Optimizing on a shader level is done one time for all eternity ... essentially there is one optimal "physical" based lighting shader all games use these days with diffuse, gloss/specular, emission, occlusion, normal and displacement textures (with additional detail diffuse+normal textures on top that are visible when close up) that allows sky based global illumination. Very little optimization room left there.
All optimization on cpu side is basically how to feed gpu command queues while minimizing number of context switching on gpu.
The hidden part that can make every game look unoptimized is occlusion culling algorithm which importance is often wrongly underestimated. Too many engines are used in a way they unnecessarily draw occluded objects.
The real problem starts when devs push consoles to the limits, while very much relying on low api overhead and low latencies heterogeneous memory design allows, only to reach locked 30 fps ... then do a straight port on pci-e bus induced latencies and higher overhead api.
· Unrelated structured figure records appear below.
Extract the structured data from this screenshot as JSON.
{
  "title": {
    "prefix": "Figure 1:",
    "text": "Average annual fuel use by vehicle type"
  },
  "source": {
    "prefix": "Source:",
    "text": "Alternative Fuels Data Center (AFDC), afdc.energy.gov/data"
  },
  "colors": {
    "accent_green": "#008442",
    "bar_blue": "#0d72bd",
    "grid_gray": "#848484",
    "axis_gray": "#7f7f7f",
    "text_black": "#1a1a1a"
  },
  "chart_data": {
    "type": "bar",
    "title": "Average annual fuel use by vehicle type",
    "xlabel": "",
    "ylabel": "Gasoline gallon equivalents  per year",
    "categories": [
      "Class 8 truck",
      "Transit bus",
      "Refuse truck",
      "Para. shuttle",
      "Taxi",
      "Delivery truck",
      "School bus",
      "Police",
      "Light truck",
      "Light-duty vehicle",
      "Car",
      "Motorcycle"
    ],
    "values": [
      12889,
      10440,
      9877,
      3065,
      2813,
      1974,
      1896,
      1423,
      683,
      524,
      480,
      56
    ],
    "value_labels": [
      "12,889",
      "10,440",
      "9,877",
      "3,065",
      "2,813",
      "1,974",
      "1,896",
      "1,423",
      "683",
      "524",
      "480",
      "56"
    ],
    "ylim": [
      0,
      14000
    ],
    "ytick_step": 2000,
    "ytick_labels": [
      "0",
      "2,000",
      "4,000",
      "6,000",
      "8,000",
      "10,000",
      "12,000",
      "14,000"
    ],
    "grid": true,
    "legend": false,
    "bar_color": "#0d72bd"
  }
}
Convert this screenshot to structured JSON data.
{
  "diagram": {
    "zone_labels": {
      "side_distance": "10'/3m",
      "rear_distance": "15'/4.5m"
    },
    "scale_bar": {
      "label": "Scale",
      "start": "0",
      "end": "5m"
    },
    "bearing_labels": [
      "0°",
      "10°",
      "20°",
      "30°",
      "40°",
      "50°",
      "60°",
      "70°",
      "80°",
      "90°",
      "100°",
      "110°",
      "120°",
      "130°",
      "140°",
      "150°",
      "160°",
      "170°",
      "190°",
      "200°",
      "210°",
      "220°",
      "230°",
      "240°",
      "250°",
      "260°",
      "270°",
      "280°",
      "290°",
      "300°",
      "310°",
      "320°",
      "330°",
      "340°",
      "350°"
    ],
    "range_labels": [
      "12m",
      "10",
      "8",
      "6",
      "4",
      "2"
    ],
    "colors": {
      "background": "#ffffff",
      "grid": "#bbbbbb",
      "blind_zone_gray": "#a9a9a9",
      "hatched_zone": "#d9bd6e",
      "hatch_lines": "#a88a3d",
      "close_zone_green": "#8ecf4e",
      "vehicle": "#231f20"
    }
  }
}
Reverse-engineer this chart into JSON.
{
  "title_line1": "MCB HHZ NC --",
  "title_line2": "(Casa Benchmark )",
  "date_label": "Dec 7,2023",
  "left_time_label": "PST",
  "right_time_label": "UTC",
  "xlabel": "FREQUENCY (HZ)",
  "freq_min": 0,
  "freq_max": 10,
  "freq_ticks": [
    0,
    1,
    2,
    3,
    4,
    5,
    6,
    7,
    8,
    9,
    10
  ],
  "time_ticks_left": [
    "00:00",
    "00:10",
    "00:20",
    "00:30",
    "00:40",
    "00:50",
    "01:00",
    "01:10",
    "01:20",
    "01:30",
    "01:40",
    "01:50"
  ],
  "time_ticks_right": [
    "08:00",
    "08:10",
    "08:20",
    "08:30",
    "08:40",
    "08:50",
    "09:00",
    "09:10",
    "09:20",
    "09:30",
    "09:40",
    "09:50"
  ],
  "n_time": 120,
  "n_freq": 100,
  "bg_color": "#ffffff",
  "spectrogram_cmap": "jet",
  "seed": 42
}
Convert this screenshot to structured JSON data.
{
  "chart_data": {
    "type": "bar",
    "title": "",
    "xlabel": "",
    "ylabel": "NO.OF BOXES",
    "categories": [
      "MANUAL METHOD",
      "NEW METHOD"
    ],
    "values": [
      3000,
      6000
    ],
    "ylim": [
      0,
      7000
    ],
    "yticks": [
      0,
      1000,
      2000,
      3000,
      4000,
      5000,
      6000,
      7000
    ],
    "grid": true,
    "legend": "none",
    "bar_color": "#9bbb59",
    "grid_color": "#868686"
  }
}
It may be feasible for jaguar core in ps4 to directly write something in video ram every frame, doing that over pci-e on pc would introduce extra latency.
Once you start using benefits of hsa on consoles, you get less scalable port to pc simply because of the modular nature of the pc.
The opposite way would be: develop optimally for pc, then leverage use of hsa on consoles to get acceptable performance... but I'm digressing and borderline rambling It's system on chip, every soc is asic but not every asic is soc.
If you try to render a bunch of meshes in a single API call the GPU works way more efficient than if you do it by thousands of small API calls. Even an old GTX 680 is able to render millions of polygons at the screen at a high frame rate, but no game is pushing through geometry at that level due to inefficient usage of the GPU. Well, not quite. The GPU itself is way better at scheduling it's GPU threads/batches and even out the load, way better than an infinite powerful CPU could ever do. The GPUs themselves are to a large extent able to automatically cull a lot, that was actually one of the hardware improvements between GF100 and GF110.
Still both vertex shaders and compute shaders can be utilized for efficient culling. It's actually way more efficient to do the fine detailed culling on the GPU in the shader, rather than calculating it in the CPU and passing each part of a mesh as separate API calls.
You are mistaking hardware efficiency and muscle for poor coding, when its actually showing off the hardware and software improvements.